The Swedish star has confirmed the news on his personal website and brings an end on a career which spanned almost thirty years and made Rydell into a tin-top racing icon.
“I have decided to not compete in 2016 and this also means I'm retiring from racing,” Rydell said. “I was a works driver for 20 consecutive years, and I'm very privileged and proud to have represented brands like Toyota, Volvo, Seat and Aston Martin in major championships and races. It was also fun to come home to Sweden and STCC after 21 seasons of international racing.”
Rydell's early career blossomed in various Formula 3 series with the highlight of claiming victory at the 1992 Macau Grand Prix. The Swede broke into the wider public eye with a rookie season in the British Touring Car Championship in 1994 as a factory Volvo driver in the iconic 850.
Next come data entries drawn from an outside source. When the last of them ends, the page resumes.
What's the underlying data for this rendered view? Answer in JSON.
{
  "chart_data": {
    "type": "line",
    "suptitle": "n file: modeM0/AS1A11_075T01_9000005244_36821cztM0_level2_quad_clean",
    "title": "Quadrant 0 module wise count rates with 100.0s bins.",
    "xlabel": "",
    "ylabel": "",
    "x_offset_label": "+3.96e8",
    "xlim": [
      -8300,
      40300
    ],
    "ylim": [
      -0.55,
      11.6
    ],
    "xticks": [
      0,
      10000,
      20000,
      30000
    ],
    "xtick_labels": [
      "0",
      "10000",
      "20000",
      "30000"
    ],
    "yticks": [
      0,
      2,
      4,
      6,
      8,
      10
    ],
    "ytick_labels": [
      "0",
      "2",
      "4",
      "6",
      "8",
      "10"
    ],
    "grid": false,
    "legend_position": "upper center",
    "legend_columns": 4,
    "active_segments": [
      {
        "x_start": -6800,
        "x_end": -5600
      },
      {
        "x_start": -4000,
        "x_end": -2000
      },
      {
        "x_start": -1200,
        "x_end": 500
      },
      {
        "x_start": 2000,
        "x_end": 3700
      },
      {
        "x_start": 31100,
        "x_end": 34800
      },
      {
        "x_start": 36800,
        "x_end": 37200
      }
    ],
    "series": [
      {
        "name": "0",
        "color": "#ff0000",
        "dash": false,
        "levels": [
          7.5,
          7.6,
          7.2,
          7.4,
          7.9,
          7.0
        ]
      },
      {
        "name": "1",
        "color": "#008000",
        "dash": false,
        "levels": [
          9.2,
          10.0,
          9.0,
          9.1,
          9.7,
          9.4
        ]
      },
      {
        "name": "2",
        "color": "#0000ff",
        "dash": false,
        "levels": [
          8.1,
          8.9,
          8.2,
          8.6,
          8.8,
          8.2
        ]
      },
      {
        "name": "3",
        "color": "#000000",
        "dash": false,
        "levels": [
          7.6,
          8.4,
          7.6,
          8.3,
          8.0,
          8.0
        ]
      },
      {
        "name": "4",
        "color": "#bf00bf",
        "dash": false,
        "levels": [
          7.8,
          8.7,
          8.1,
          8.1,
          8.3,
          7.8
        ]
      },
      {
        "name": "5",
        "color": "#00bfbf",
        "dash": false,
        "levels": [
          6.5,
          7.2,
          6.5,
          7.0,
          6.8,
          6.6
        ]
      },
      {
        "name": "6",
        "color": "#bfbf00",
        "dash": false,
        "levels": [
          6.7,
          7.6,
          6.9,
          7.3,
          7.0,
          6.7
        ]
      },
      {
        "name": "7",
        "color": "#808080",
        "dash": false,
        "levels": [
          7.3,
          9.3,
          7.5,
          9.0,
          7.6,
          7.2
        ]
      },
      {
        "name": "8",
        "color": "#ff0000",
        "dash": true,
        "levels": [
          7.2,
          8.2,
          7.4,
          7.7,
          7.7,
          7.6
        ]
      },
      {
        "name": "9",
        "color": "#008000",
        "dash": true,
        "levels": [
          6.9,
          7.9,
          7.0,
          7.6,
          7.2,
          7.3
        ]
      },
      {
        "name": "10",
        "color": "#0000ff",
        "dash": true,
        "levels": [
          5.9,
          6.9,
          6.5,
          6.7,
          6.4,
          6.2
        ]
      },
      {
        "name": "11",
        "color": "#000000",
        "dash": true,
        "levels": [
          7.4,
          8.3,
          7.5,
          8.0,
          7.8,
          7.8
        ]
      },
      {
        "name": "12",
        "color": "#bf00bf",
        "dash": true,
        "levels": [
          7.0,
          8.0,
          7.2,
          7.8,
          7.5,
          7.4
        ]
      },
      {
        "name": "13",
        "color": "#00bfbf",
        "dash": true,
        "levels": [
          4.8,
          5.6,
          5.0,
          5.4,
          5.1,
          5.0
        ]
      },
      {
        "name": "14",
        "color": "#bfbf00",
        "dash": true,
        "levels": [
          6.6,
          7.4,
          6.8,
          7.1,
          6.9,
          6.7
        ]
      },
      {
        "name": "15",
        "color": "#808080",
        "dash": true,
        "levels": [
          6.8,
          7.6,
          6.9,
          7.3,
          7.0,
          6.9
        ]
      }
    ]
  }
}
Quickly establishing himself as a BTCC front runner he notched up regular race wins before clinching the 1998 BTCC title with Volvo S40 Racing. Rydell then transferred into the European Touring Car scene in 2002 before breaking away from the Swedish manufacturer to join SEAT.
Rydell then moved on to the international stage in 2005 in the World Touring Car Championship and claimed a maiden win on just his sixth outing to mark himself out as a regular contender during the 2000s.
With frequent dips into the sportscar scene, Rydell claimed a memorable Le Mans 24 Hour win in GT1 in 2007 with Aston Martin Racing alongside David Brabham and Darren Turner, taking an impressive fifth place finish in the overall classification.
After ending a successful partnership with SEAT in 2009 in tin-top racing, Rydell made his debut in the Scandinavian Touring Car Championship in 2011 and stormed to the championship title with Chevrolet Motorsport. With sporadic appearances in WTCC marking his final few seasons Rydell feels it is the right time to end his career.
The Swede will now take on a full-time driver mentoring role with Gustav Malja in GP2 as well as working as a TV pundit for Viasat Motors.